This document describes how to schedule a Pod to a super node in a TKE cluster. There are two ways to do that:
If the cluster is configured with super nodes, the Pod will be scheduled to a super node automatically when available node resources are insufficient at the service peak. No need to purchase a server. When service regains stability, Pod resources in the super node are released automatically. No server returning is required.
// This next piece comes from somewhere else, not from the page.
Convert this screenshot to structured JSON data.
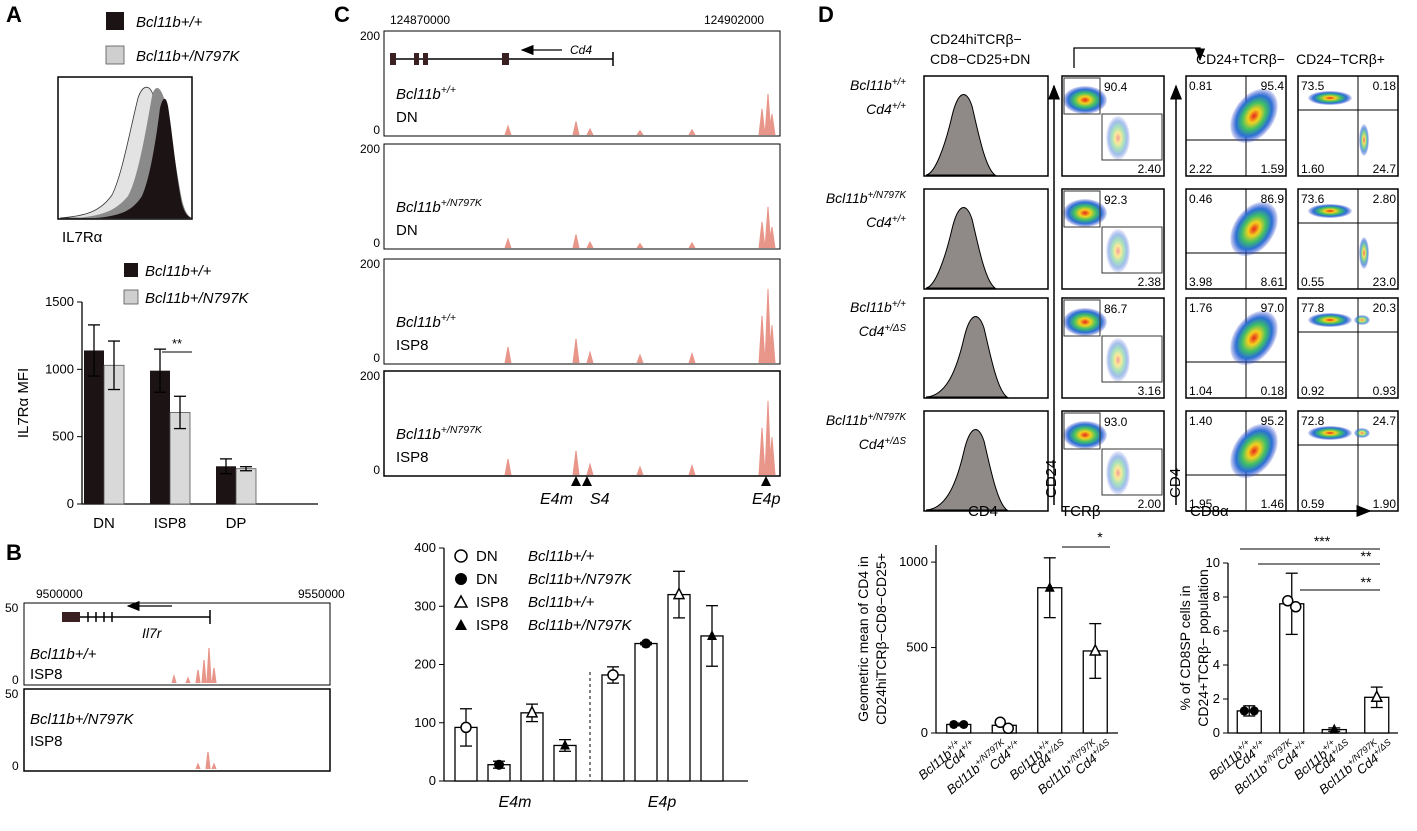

If Cluster Scaling and super node are enabled for the cluster at the same time, Pods will be scheduled to the super node first, and the scaling out will not be triggered. If the Pod cannot be scheduled to the super node due to the above scheduling limits, the node scaling out will be triggered normally. When the server node resources are sufficient, the cluster will scale in the Pods on the super node first.
You can schedule a Pod to a super node manually. By default, a super node automatically adds taints to lower the scheduling priority. If you want to manually schedule a Pod to a (specified) super node, you need to add corresponding tolerations for the Pod. However, not all the Pods can be scheduled to super nodes. For more information, see Notes for Scheduling Pod to Super Node. For the sake of convenience, you can specify nodeselector
in Pod Spec, as shown below:
spec:
nodeSelector:
node.kubernetes.io/instance-type: eklet
Or specify nodename
in Pod Spec, as shown below:
spec:
nodeName: $super node name
TKE’s control components will judge whether the Pod can be scheduled to a super node. If not, the Pod will not be scheduled to the super node.